Der SPD-Politiker Dressler sagte der Tageszeitung "Die Welt": "Es geht nicht, als Deutscher das Apartheid-Regime in Südafrika gegenüber Israel in einen Vergleich zu zwingen." Gabriel hatte nach einem Besuch in Hebron auf seiner Facebook-Seite geschrieben: "Ich war gerade in Hebron. Das ist für Palästinenser ein rechtsfreier Raum. Das ist ein Apartheid-Regime, für das es keinerlei Rechtfertigung gibt."
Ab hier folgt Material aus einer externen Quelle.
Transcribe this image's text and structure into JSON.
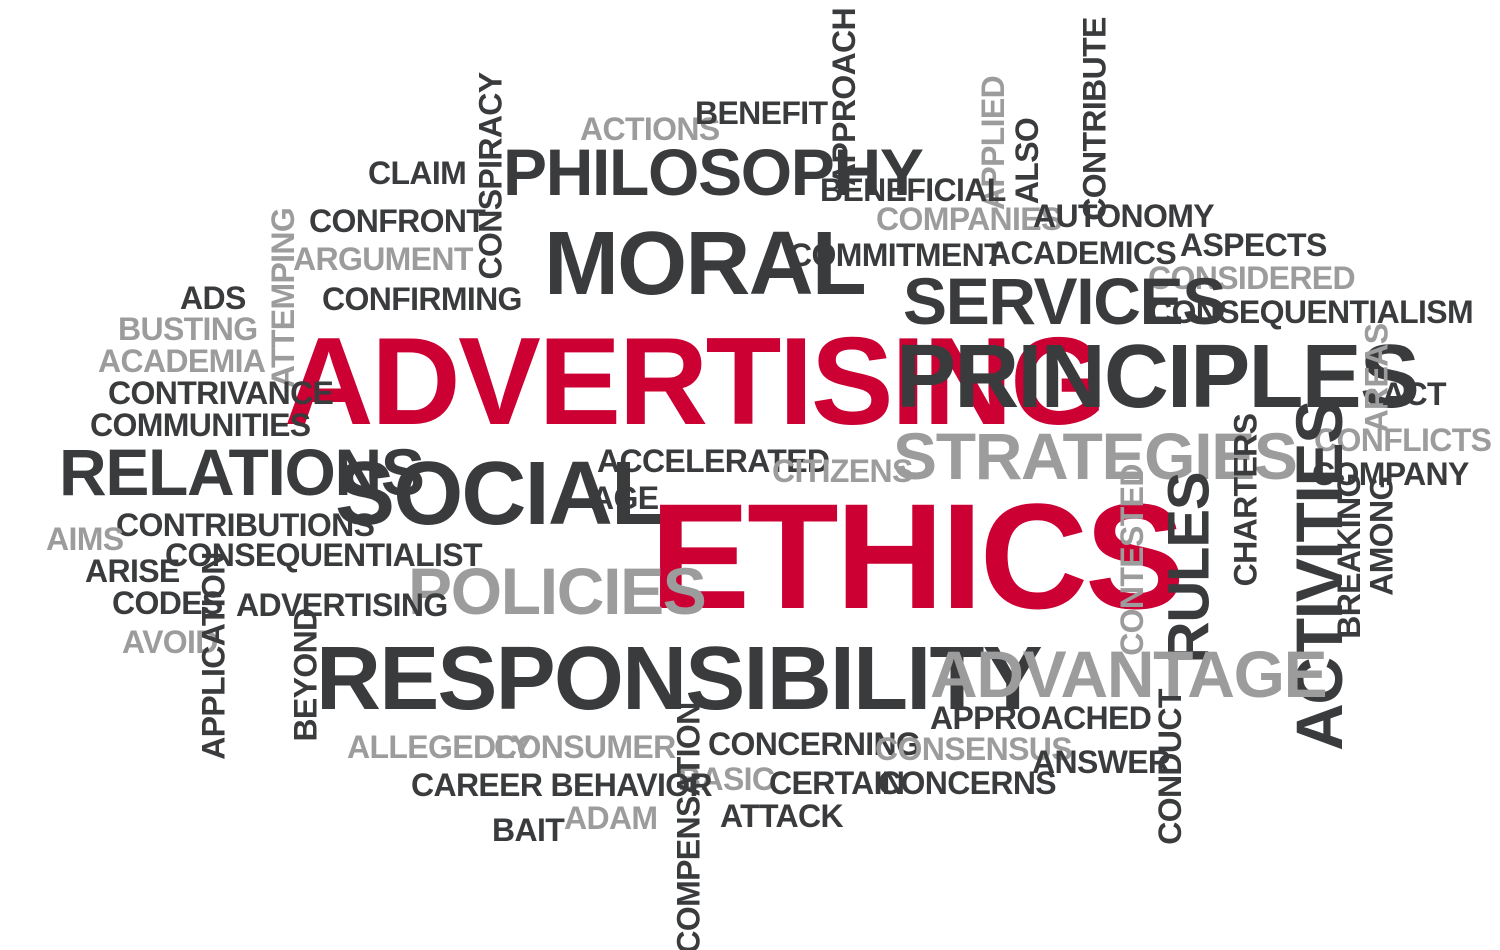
{
  "words": {
    "actions": "ACTIONS",
    "benefit": "BENEFIT",
    "approach": "APPROACH",
    "applied": "APPLIED",
    "also": "ALSO",
    "contribute": "CONTRIBUTE",
    "claim": "CLAIM",
    "conspiracy": "CONSPIRACY",
    "philosophy": "PHILOSOPHY",
    "beneficial": "BENEFICIAL",
    "confront": "CONFRONT",
    "companies": "COMPANIES",
    "autonomy": "AUTONOMY",
    "attemping": "ATTEMPING",
    "moral": "MORAL",
    "argument": "ARGUMENT",
    "commitment": "COMMITMENT",
    "academics": "ACADEMICS",
    "aspects": "ASPECTS",
    "considered": "CONSIDERED",
    "ads": "ADS",
    "confirming": "CONFIRMING",
    "services": "SERVICES",
    "consequentialism": "CONSEQUENTIALISM",
    "busting": "BUSTING",
    "advertising_main": "ADVERTISING",
    "principles": "PRINCIPLES",
    "academia": "ACADEMIA",
    "areas": "AREAS",
    "contrivance": "CONTRIVANCE",
    "act": "ACT",
    "communities": "COMMUNITIES",
    "conflicts": "CONFLICTS",
    "strategies": "STRATEGIES",
    "relations": "RELATIONS",
    "accelerated": "ACCELERATED",
    "citizens": "CITIZENS",
    "social": "SOCIAL",
    "company": "COMPANY",
    "charters": "CHARTERS",
    "age": "AGE",
    "ethics": "ETHICS",
    "contested": "CONTESTED",
    "rules": "RULES",
    "activities": "ACTIVITIES",
    "breaking": "BREAKING",
    "among": "AMONG",
    "contributions": "CONTRIBUTIONS",
    "aims": "AIMS",
    "consequentialist": "CONSEQUENTIALIST",
    "arise": "ARISE",
    "policies": "POLICIES",
    "codes": "CODES",
    "advertising_small": "ADVERTISING",
    "avoid": "AVOID",
    "application": "APPLICATION",
    "beyond": "BEYOND",
    "responsibility": "RESPONSIBILITY",
    "advantage": "ADVANTAGE",
    "approached": "APPROACHED",
    "allegedly": "ALLEGEDLY",
    "consumer": "CONSUMER",
    "concerning": "CONCERNING",
    "consensus": "CONSENSUS",
    "answer": "ANSWER",
    "conduct": "CONDUCT",
    "basic": "BASIC",
    "career_behavior": "CAREER BEHAVIOR",
    "certain": "CERTAIN",
    "concerns": "CONCERNS",
    "compensation": "COMPENSATION",
    "adam": "ADAM",
    "attack": "ATTACK",
    "bait": "BAIT"
  },
  "colors": {
    "dark": "#3a3b3d",
    "grey": "#9c9c9c",
    "red": "#cc0033",
    "background": "#ffffff"
  }
}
Infolge der scharfen Kritik hatte der SPD-Vorsitzende seine Bemerkung erläutert: "Die Situation für die Palästinenser in Hebron ist in der Tat schrecklich. Faktisch werden ihnen elementare Bürgerrechte vorenthalten. Ich kann wirklich nur jedem empfehlen, dort mal hinzufahren und sich von den internationalen Beobachtern führen zu lassen. Auch Soldaten der israelischen Armee, die wir dort getroffen haben, finden die Verhältnisse unerträglich."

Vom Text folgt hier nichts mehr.